McKelvey, who was often a sounding board for Neumann’s business ideas, pitched in his support. They approached their landlords with the idea in 2008, and the landlords joined them as partners, offering them a floor in one of their buildings. GreenDesk was born with McKelvey working on the floor plan, business plan, and website. The timing for GreenDesk could not have been more perfect, given the Great Recession of 2008 when even big companies were downsizing office spaces.

Neumann and McKelvey sold their stakes in GreenDesk to the landlords for $500,000 each in 2009 and then went on to search for spaces they could rent and slice up to create small offices. They did not have a single customer yet, but they pitched WeWork to real estate developer Joel Schreiber in 2010. They claimed WeWork was worth $45 million, and incredibly, Schreiber agreed to invest $15 million in exchange for a one-third stake in the company.

WeWork was the startup that went on to become a game-changer in the coworking industry.

WeWork: From Real Estate to Tech Startup

WeWork’s success can be attributed to the co-founder Adam Neumann’s ability to reframe the company as a tech startup, which appealed to venture capitalists. Neumann convinced investors by presenting WeWork as “space as a service” and highlighting the blurred lines between work and play, promising to create close-knit communities and a “physical Facebook”. Despite being a real estate company, WeWork’s revenue projections of $2.8 billion by 2018 convinced investors, leading to a remarkable valuation of $100 million. These factors helped WeWork attract $400 million in investments by 2015.

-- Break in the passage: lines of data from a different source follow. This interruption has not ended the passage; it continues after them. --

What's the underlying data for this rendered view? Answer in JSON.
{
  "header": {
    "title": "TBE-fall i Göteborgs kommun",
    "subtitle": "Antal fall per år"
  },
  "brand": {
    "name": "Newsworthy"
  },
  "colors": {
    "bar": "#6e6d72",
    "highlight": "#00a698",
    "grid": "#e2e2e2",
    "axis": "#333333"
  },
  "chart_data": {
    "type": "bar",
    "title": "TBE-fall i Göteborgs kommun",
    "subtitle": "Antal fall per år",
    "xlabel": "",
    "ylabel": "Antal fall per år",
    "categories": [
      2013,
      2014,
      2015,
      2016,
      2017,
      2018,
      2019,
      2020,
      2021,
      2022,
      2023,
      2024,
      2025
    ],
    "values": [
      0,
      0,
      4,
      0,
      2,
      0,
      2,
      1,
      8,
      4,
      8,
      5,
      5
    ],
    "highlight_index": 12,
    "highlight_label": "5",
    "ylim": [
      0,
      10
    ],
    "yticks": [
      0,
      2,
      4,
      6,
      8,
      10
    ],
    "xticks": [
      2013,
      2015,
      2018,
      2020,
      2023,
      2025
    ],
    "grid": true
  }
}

Neumann’s Obsession with Growth at WeWork

As WeWork expanded globally, its co-founder Adam Neumann became increasingly reckless in his desire to double the company’s revenue every year. Despite losing a million dollars a day with 65 locations by 2016, Neumann continued to ignore profit margins and obsess over rapid growth. After attracting significant investment from Softbank, Neumann convinced the CEO to invest billions in WeWork, valuing the company at an astounding $47 billion. However, the company was still far from turning a profit.

WeWork’s Misguided Expansion

WeWork, the company that redefined office space, lost track of its core business as it expanded too quickly. The company’s founder, Adam Neumann, sought to take over newer and bigger markets, leading to a failed attempt at redefining residential living with WeLive. He also rebranded WeWork as The We Company to encompass new ventures such as his wife’s WeGrow elementary school. Neumann’s spending became even wilder, including the purchase of a Gulfstream private jet for $63.4 million, causing confusion among staff and leaving WeWork no closer to being a profitable and sustainable business after depleting $3 billion of Softbank’s investment.